Autore: Redazione ImpresaCity

In occasione del Web Summit di metà novembre, l'IBM Institute for Business Value ha presentato un nuovo studio che mette in evidenza come le strategie aziendali in materia di dati stiano evolvendo rapidamente, mentre le organizzazioni si affrettano a integrare l'intelligenza artificiale in tutti i settori della loro attività. I risultati suggeriscono che, sebbene i Chief Data Officer, i CDO, guidino questa trasformazione, molti ritengono che i propri dati non siano ancora pronti per sfruttare pienamente il potenziale dell'intelligenza artificiale.

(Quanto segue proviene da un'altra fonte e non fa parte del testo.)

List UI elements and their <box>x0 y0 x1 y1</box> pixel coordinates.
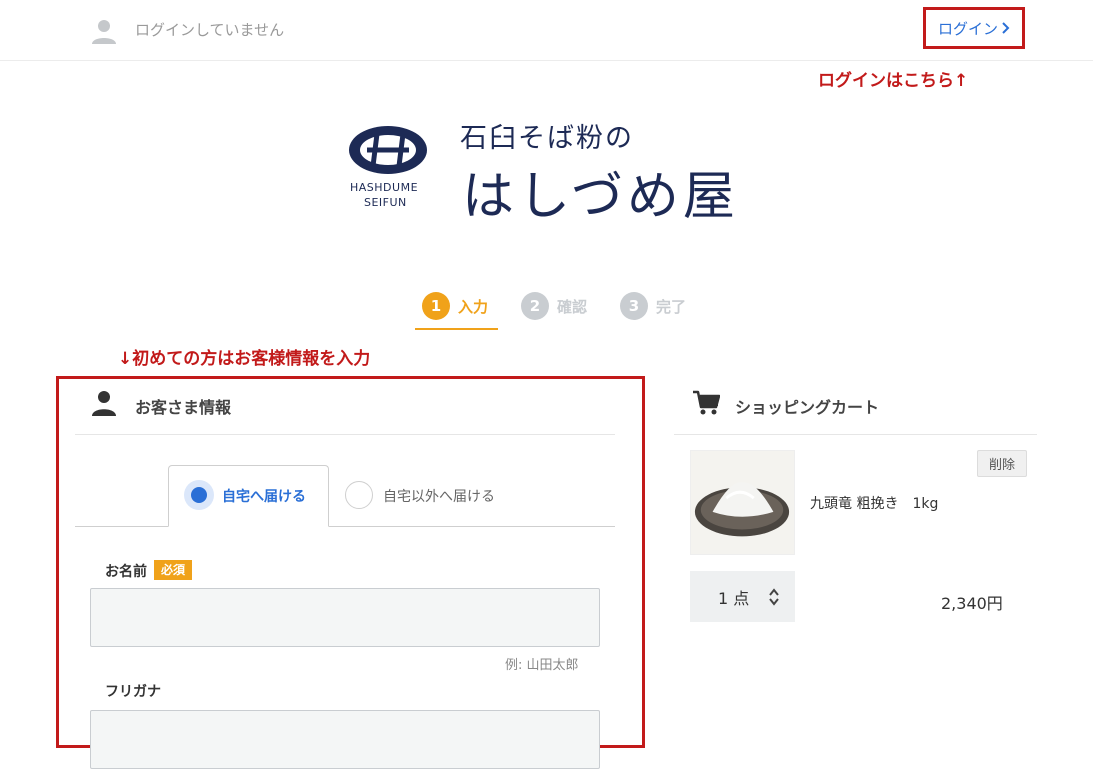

Basato sulle risposte fornite da 1.700 CDO in tutto il mondo, 60 dei quali in Italia, lo studio “The AI multiplier effect” evidenzia un gap tra le ambizioni e la preparazione in materia di AI. Sebbene l'81% dei CDO intervistati riferisca che la strategia dei dati della propria organizzazione è integrata con la roadmap tecnologica e gli investimenti infrastrutturali,  rispetto al 52% del 2023, solo il 26% è sicuro che i propri dati possano supportare nuovi flussi di entrate basati sull’AI. Inoltre, barriere come l'accessibilità, la completezza, l'integrità, l'accuratezza e la coerenza dei dati impediscono alle organizzazioni di sfruttarli appieno attraverso l'intelligenza artificiale.

 

Nel dettaglio, a livello globale il ruolo del CDO sta evolvendo rapidamente da custode dei dati a vero stratega del business: il 92% riconosce che il successo dipende dalla capacità di generare risultati aziendali, ma solo un terzo sa spiegare con chiarezza come i dati contribuiscano davvero agli outcome, e appena il 29% dispone di metriche solide per misurarne il valore. Nonostante questo, l’84% vede già vantaggi competitivi concreti dai propri data product e l’81% punta a investimenti mirati per accelerare le iniziative di AI. Tuttavia, persiste un forte divario tra ambizioni e realtà: solo il 26% è sicuro di sfruttare efficacemente i dati non strutturati e il 79% ammette di essere ancora agli inizi della governance degli AI agent. Sul fronte culturale emergono difficoltà nel diffondere una mentalità data-driven, mentre quasi la metà dei CDO denuncia una crescente carenza di talenti.

In questo scenario, l’Italia presenta alcune peculiarità significative: i CDO italiani sono tra i più orientati al business, con un sorprendente 97% che riconosce l’importanza degli outcome per il successo, e una capacità percepita più alta della media nel misurare il valore dei progetti data-driven. Tuttavia, comunicare l’impatto del ruolo resta una sfida per il 77%. Le priorità sono molto chiare: governance, qualità e data management rappresentano il focus principale per il 62% degli intervistati, mentre il 63% indica la scarsa integrazione dei dati come una barriera importante all’innovazione, un valore molto superiore alla media globale. Pur riconoscendo il potenziale degli AI agent, visto che l’80% afferma che i benefici superano i rischi, i CDO italiani devono notoriamente fare i conti con un mercato del lavoro difficile: l’85% fatica a reperire e trattenere talenti. Allo stesso tempo, emerge una forte attenzione ai temi di compliance e sovranità del dato, considerate leve competitive dall’82%, mentre l’83% delle aziende vede nelle partnership una fonte strategica di insight e il 77% un motore per accelerare l’adozione dell’AI.


 "L'intelligenza artificiale su larga scala in azienda è a portata di mano, ma il successo dipende dalla capacità delle organizzazioni di alimentarla con i dati giusti. Per i CDO, ciò significa creare un'architettura dati perfettamente integrata che sostenga l'innovazione e sblocchi il valore per l’impresa. Le organizzazioni che riusciranno in questo intento non solo miglioreranno la loro intelligenza artificiale, ma trasformeranno il loro modo di operare, prenderanno decisioni più rapide, si adatteranno più velocemente ai cambiamenti e acquisiranno un vantaggio competitivo”, commenta Ed Lovely, VP e Chief Data Officer di IBM.